Y’aura t’il de la neige à Noël ? Sandrine Veysset / 1996

Dans une ferme provençale, une mère protectrice et dévouée élève ses sept enfants tout en se démenant au travail, à l’ombre d’un patriarche sévère…

Légers spoilers.
 

De Y aura-t-il de la neige à Noël, j’ai d’abord le souvenir (l’un de mes tout premiers souvenirs d’actualité cinéma, en fait) d’un immense succès critique – qui fut suivi, je le découvre aujourd’hui, d’un vrai succès public. Étrange pour un film qui semble depuis avoir été totalement oublié, peut-être du fait de la carrière de Veysset, qui a peiné à confirmer ensuite.
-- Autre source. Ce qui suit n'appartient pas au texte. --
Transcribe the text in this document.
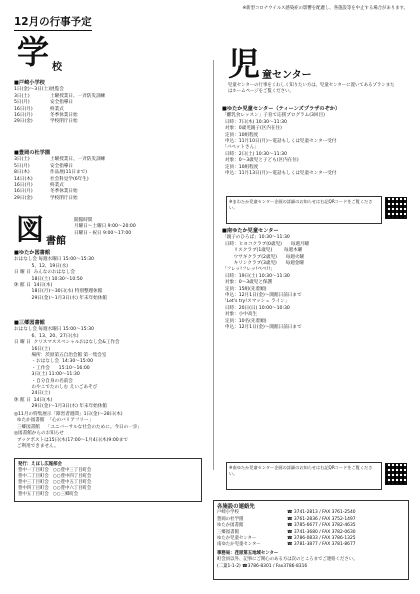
※新型コロナウイルス感染症の影響を配慮し、各施設等を中止する場合があります。
12月の行事予定
学 校	児 童センター
■戸崎小学校
1日(金)〜3日(土) 展覧会
3日(土)	土曜授業日、一斉防災訓練
5日(月)	安全指導日
16日(月)	終業式
16日(月)	冬季休業日始
29日(金)	学校閉庁日始
■豊岡の杜学園
3日(土)	土曜授業日、一斉防災訓練
5日(月)	安全指導日
8日(木)	作品展(11日まで)
14日(木)	社会科見学(6年生)
16日(月)	終業式
16日(月)	冬季休業日始
29日(金)	学校閉庁日始
図 書館
開館時間
月曜日〜土曜日 9:00〜20:00
日曜日・祝日 9:00〜17:00
■ゆたか図書館
おはなし会 毎週水曜日 15:00〜15:30
5、12、19日(水)
日 曜 日  みんなのおはなし会
18日(土) 10:30〜10:50
休 館 日  14日(木)
18日(月)〜30日(水) 特別整理休館
29日(金)〜1月3日(水) 年末年始休館
■三郷図書館
おはなし会 毎週水曜日 15:00〜15:30
6、13、20、27日(水)
日 曜 日  クリスマススペシャルおはなし会&工作会
16日(土)
場所：茨原第五自治会館 第一集会室
・おはなし会  14:30〜15:00
・工作会      15:10〜16:00
3日(土) 11:00〜11:30
・自分自身の名前会
わやこでたのしむ えいごあそび
24日(土)
休 館 日  14日(木)
29日(金)〜1月3日(水) 年末年始休館
◎11月の特集展示「障害者週間」1日(金)〜28日(木)
ゆたか図書館  「心のバリアフリー」
三郷図書館    「ユニバーサルな社会のために。今日の一歩」
◎図書館からのお知らせ
ブックポストは15日(木)17:00〜1月4日(木)9:00まで
ご利用できません。
発行：えほし広報部会
豊中一丁目町会   ○○豊中三丁目町会
豊中二丁目町会   ○○豊中四丁目町会
豊中三丁目町会   ○○豊中五丁目町会
豊中四丁目町会   ○○豊中六丁目町会
豊中五丁目町会   ○○三郷町会
児童センターの行事をくわしく知りたい方は、児童センターに置いてあるプランまたはホームページをご覧ください。
■ゆたか児童センター（ティーンズプラザのぞか）
「離乳食レッスン」子育て応援プログラム(3回目)
日時：7日(木) 10:30〜11:30
対象：0歳児親子(区内在住)
定員：10組程度
申込：11月10日(月)〜電話もしくは児童センター受付
「パペットさん」
日時：2日(土) 10:30〜11:30
対象：0〜3歳児と子ども(区内在住)
定員：10組程度
申込：11月13日(月)〜電話もしくは児童センター受付
※まわたか児童センター企画の詳細のお知らせは右記QRコードをご覧ください。
■南ゆたか児童センター
「親子のひろば」10:30〜11:30
日時：ヒヨコクラブ(0歳児)      毎週月曜
リスクラブ(1歳児)        毎週木曜
ウサギクラブ(2歳児)      毎週火曜
キリンクラブ(3歳児)      毎週金曜
「フレッ!フレッ!ベベ!!」
日時：19日(土) 10:30〜11:30
対象：0〜3歳児と保護
定員：15組(先着順)
申込：12月1日(金)〜開館日前日まで
「Let's try!スマッシュ ライン」
日時：20日(日) 10:00〜10:30
対象：小中高生
定員：10名(先着順)
申込：12月1日(金)〜開館日前日まで
※南ゆたか児童センター企画の詳細のお知らせは右記QRコードをご覧ください。
各施設の連絡先
戸崎小学校	☎ 3741-2813 / FAX 3761-2540
豊岡の杜学園	☎ 3761-2836 / FAX 3752-1497
ゆたか図書館	☎ 3785-6677 / FAX 3782-4635
三郷図書館	☎ 3741-3680 / FAX 3782-0630
ゆたか児童センター	☎ 3786-0833 / FAX 3786-1325
南ゆたか児童センター	☎ 3781-3877 / FAX 3781-8677
事務局：荏原第五地域センター
町会員以外、記事にご関心のある方は次のところまでご連絡ください。
(二葉1-1-2) ☎3786-8301 / Fax3786-8316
Ce premier film est pourtant impérial, s’imposant comme un jalon majeur de l’histoire du cinéma naturaliste français. Il se présente comme une sorte de grand écart du “genre”, entre un plaisir simple à capter la vie presque sans récit (vie de ferme cyclique, jeux d’enfants, recherche de réalisme) et l’archaïsme narratif des contes (ogres, misère et froid, sept enfants en danger, atemporalité du cadre) – qui décentre d’ailleurs efficacement la charge sociale du pitch (précarité, patriarcat), pourtant flagrante.

Un autre hiatus du film est qu’il semble à la fois fait d’improvisations, comme inféodé au naturel des gestes du travail, et être pourtant fermement pictural, pris dans de multiples compositions colorées qui déchantent peu à peu dans le gris de l’hiver. On pourrait aussi noter un autre écart, qui allait d’ailleurs devenir une habitude du cinéma français (Haut les cœurs, trois ans plus tard, relèvera du même procédé), entre les expressions d’un bonheur solaire (la fratrie, la vie rurale, l’amour d’une mère pour ses enfants) et l’omniprésence d’un sujet grave et d’une tension sourde, oppressante, qui rend parfois le film intenable – la menace d’un père tortionnaire a rarement été aussi bien rendue qu’ici, anodine dans ses premières apparences, pas immédiatement évidente, sournoisement constante.

Bref, si l’on excepte un final un peu maladroitement mené (discussions de veillée un peu fausses, geste final pas assez préparé), que rattrape toutefois un dernier plan à la splendide étrangeté, Y aura-t-il de la neige à Noël se présente comme un sans faute, qui reprend tout l’héritage du naturalisme de Pialat pour le mener vers d’autres aventures.